I was so lucky. I have a time bomb waiting to explode in my head but it went off at just the right time. I am very lucky to have a supportive family. I am very lucky to have friends who prayed and showed support for me. Friends I haven’t seen in years but took time to visit me, friends, from faraway places visiting the country because of the holidays. Pia who came from Hawaii spent a few hours with me which I will never forget. Leah who arrived from Perth, Australia visited me with her children in tow and I delighted in our kwentuhan. I have felt their love for these genuine friends who despite time and distance showed that they will remain to be friends, in rough waters, and stormy seas and not just during fair weather. And Fiona, my high school best friend too who sent me messages of encouragement and financially helped me too. I’m very lucky because only the left side of my body is affected and I can still function with my right, and I thank God I’m right-handed. I’m lucky because my speech, memory, and coordination are not affected. I am very lucky because I had the bleed I think in just the right age. It will bleed for sure but it happened last year. God gave me the chance to become a mother first God gave me the once-in-a-lifetime chance of meeting my soul mate. I am lucky when I had the stroke I was at home and was not driving or was not in some remote place. I was lucky to have an excellent surgeon
I just think of my experience as an eye-opener. This wouldn’t have happened had I stopped for a moment to appreciate the good life God had given me. A life that can be taken away just as easily from me. I have learned so many things.
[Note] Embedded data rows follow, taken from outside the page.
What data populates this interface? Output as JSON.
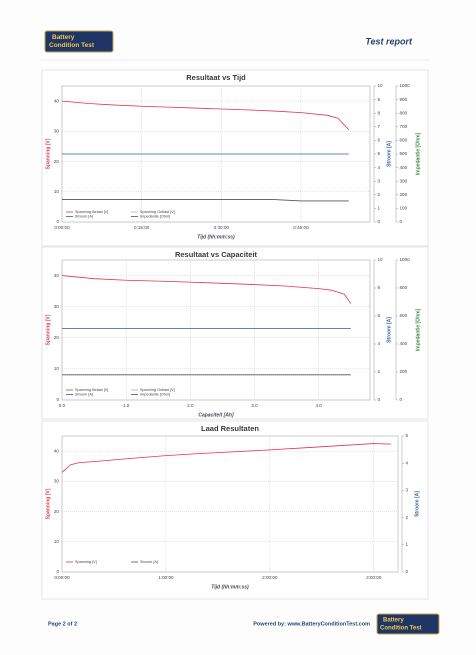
{
  "header": {
    "logo_line1": "Battery",
    "logo_line2": "Condition Test",
    "report_title": "Test report"
  },
  "footer": {
    "page": "Page 2 of 2",
    "powered": "Powered by: www.BatteryConditionTest.com",
    "logo_line1": "Battery",
    "logo_line2": "Condition Test"
  },
  "chart_data": [
    {
      "type": "line",
      "title": "Resultaat vs Tijd",
      "x_label": "Tijd (hh:mm:ss)",
      "y_label": "Spanning [V]",
      "y2_label": "Stroom [A]",
      "y3_label": "Impedantie [Ohm]",
      "xlim": [
        0,
        58
      ],
      "xticks": [
        {
          "value": 0,
          "label": "0:00:00"
        },
        {
          "value": 15,
          "label": "0:15:00"
        },
        {
          "value": 30,
          "label": "0:30:00"
        },
        {
          "value": 45,
          "label": "0:45:00"
        }
      ],
      "ylim": [
        0,
        45
      ],
      "yticks": [
        0,
        10,
        20,
        30,
        40
      ],
      "y2lim": [
        0,
        10
      ],
      "y2ticks": [
        0,
        1,
        2,
        3,
        4,
        5,
        6,
        7,
        8,
        9,
        10
      ],
      "y3lim": [
        0,
        1000
      ],
      "y3ticks": [
        0,
        100,
        200,
        300,
        400,
        500,
        600,
        700,
        800,
        900,
        1000
      ],
      "grid": true,
      "legend": "lower left",
      "x": [
        0,
        5,
        10,
        15,
        20,
        25,
        30,
        35,
        40,
        45,
        50,
        52,
        54
      ],
      "series": [
        {
          "name": "Spanning Belast [V]",
          "color": "#e0354f",
          "values": [
            40,
            39.2,
            38.7,
            38.3,
            38,
            37.7,
            37.4,
            37.1,
            36.7,
            36.2,
            35.3,
            34.3,
            30.5
          ]
        },
        {
          "name": "Spanning Ontlast [V]",
          "color": "#f09aa8",
          "values": [
            null,
            null,
            null,
            null,
            null,
            null,
            null,
            null,
            null,
            null,
            null,
            null,
            null
          ]
        },
        {
          "name": "Stroom [A]",
          "color": "#2a5f9e",
          "axis": "y2",
          "values": [
            5,
            5,
            5,
            5,
            5,
            5,
            5,
            5,
            5,
            5,
            5,
            5,
            5
          ]
        },
        {
          "name": "Impedantie [Ohm]",
          "color": "#555555",
          "axis": "y3",
          "values": [
            165,
            165,
            165,
            165,
            165,
            165,
            165,
            165,
            165,
            155,
            155,
            155,
            155
          ]
        }
      ]
    },
    {
      "type": "line",
      "title": "Resultaat vs Capaciteit",
      "x_label": "Capaciteit [Ah]",
      "y_label": "Spanning [V]",
      "y2_label": "Stroom [A]",
      "y3_label": "Impedantie [Ohm]",
      "xlim": [
        0,
        4.8
      ],
      "xticks": [
        {
          "value": 0,
          "label": "0.0"
        },
        {
          "value": 1,
          "label": "1.0"
        },
        {
          "value": 2,
          "label": "2.0"
        },
        {
          "value": 3,
          "label": "3.0"
        },
        {
          "value": 4,
          "label": "4.0"
        }
      ],
      "ylim": [
        0,
        45
      ],
      "yticks": [
        0,
        10,
        20,
        30,
        40
      ],
      "y2lim": [
        0,
        10
      ],
      "y2ticks": [
        0,
        2,
        4,
        6,
        8,
        10
      ],
      "y3lim": [
        0,
        1000
      ],
      "y3ticks": [
        0,
        200,
        400,
        600,
        800,
        1000
      ],
      "grid": true,
      "legend": "lower left",
      "x": [
        0,
        0.5,
        1,
        1.5,
        2,
        2.5,
        3,
        3.5,
        4,
        4.2,
        4.4,
        4.5
      ],
      "series": [
        {
          "name": "Spanning Belast [V]",
          "color": "#e0354f",
          "values": [
            40,
            39,
            38.5,
            38.2,
            37.9,
            37.5,
            37.1,
            36.6,
            35.8,
            35.3,
            34,
            31
          ]
        },
        {
          "name": "Spanning Ontlast [V]",
          "color": "#f09aa8",
          "values": [
            null,
            null,
            null,
            null,
            null,
            null,
            null,
            null,
            null,
            null,
            null,
            null
          ]
        },
        {
          "name": "Stroom [A]",
          "color": "#2a5f9e",
          "axis": "y2",
          "values": [
            5.1,
            5.1,
            5.1,
            5.1,
            5.1,
            5.1,
            5.1,
            5.1,
            5.1,
            5.1,
            5.1,
            5.1
          ]
        },
        {
          "name": "Impedantie [Ohm]",
          "color": "#555555",
          "axis": "y3",
          "values": [
            180,
            180,
            180,
            180,
            180,
            180,
            180,
            180,
            180,
            180,
            180,
            180
          ]
        }
      ]
    },
    {
      "type": "line",
      "title": "Laad Resultaten",
      "x_label": "Tijd (hh:mm:ss)",
      "y_label": "Spanning [V]",
      "y2_label": "Stroom [A]",
      "xlim": [
        0,
        194
      ],
      "xticks": [
        {
          "value": 0,
          "label": "0:00:00"
        },
        {
          "value": 60,
          "label": "1:00:00"
        },
        {
          "value": 120,
          "label": "2:00:00"
        },
        {
          "value": 180,
          "label": "3:00:00"
        }
      ],
      "ylim": [
        0,
        45
      ],
      "yticks": [
        0,
        10,
        20,
        30,
        40
      ],
      "y2lim": [
        0,
        5
      ],
      "y2ticks": [
        0,
        1,
        2,
        3,
        4,
        5
      ],
      "grid": true,
      "legend": "lower left",
      "x": [
        0,
        5,
        10,
        20,
        40,
        60,
        80,
        100,
        120,
        140,
        160,
        180,
        190
      ],
      "series": [
        {
          "name": "Spanning [V]",
          "color": "#e0354f",
          "values": [
            33,
            35.5,
            36.2,
            36.6,
            37.6,
            38.5,
            39.2,
            39.8,
            40.4,
            41.1,
            41.8,
            42.5,
            42.3
          ]
        },
        {
          "name": "Stroom [A]",
          "color": "#2a5f9e",
          "axis": "y2",
          "values": [
            null,
            null,
            null,
            null,
            null,
            null,
            null,
            null,
            null,
            null,
            null,
            null,
            null
          ]
        }
      ]
    }
  ]
}
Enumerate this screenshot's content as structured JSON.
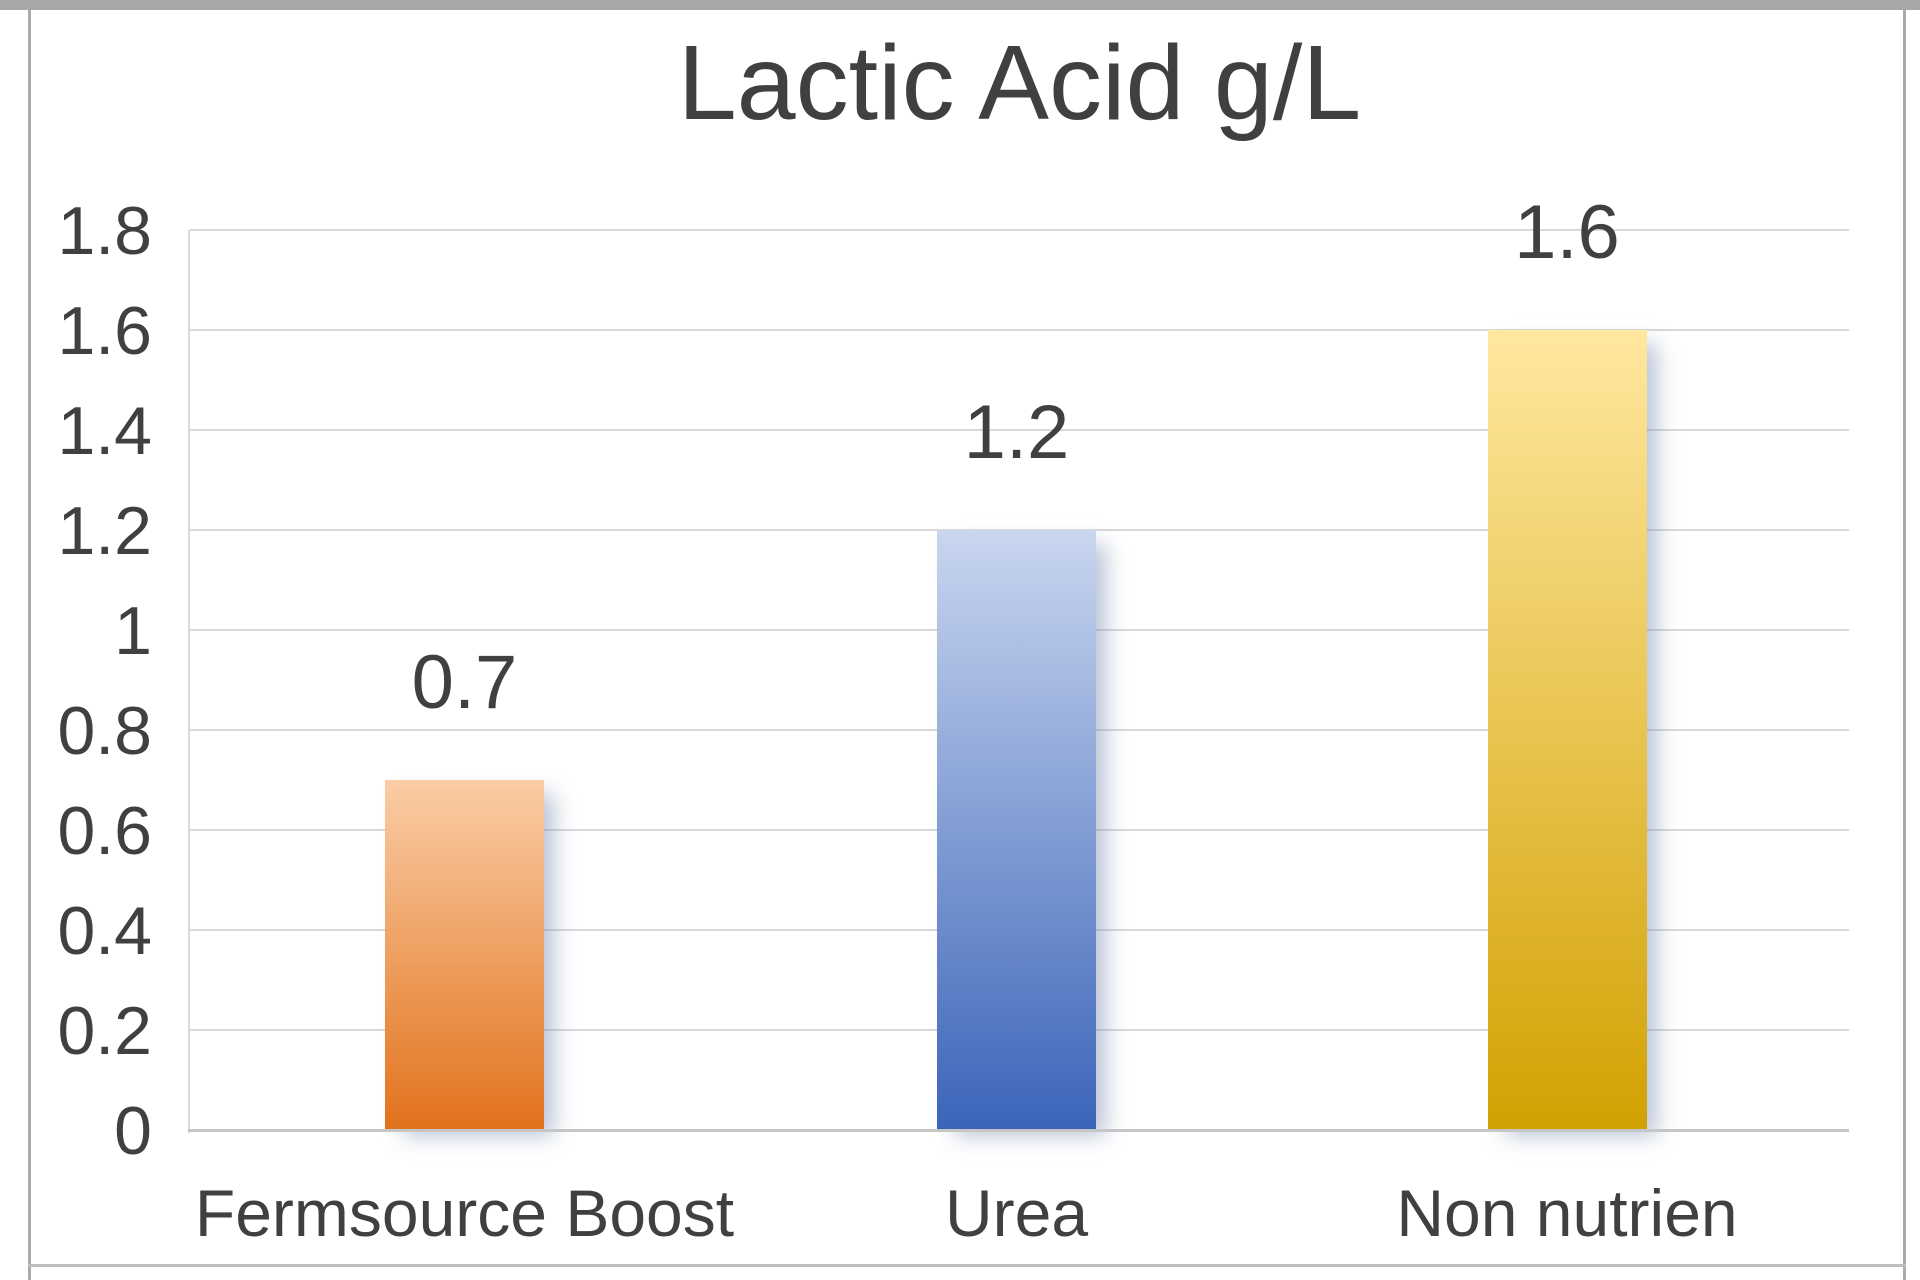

I have learned to value family.it was now easy to tell my parents and my sisters I love them something I haven’t done before the bleed. I have learned to value friendship. I have learned to value the small things like smiling at people you meet when you go out, people you don’t know – strangers. I have learned to be thankful. I take time now to hug and say a word of thanks to people who have helped us in this ordeal. my nurses when I see them in the hospital, my therapists, our house helps, my kids Yaya
I had my cerebral angiogram done last February to check for leftover clot if there’s any and to check the status of the AVM. Unfortunately, the angiogram showed that another AVM formed in the same area. My neuro suspect, it could be brought about by the clipping of the first AVM, the anatomy of the AVM could have altered the affected area thus giving birth to another one, though this one is really small. Even though small it still has the potential to bleed but it could also disappear on its own which is something we hope for since we don’t have the finances for stereotactic radiosurgery. Right now I leave everything to the Lord. I asked Him to take control of my life. There’s nothing much I can do now but improve my physical condition for the sake of my family. I leave everything up to God and I know he will never abandon me. I know God loves me and I’m holding on to His promise dearly.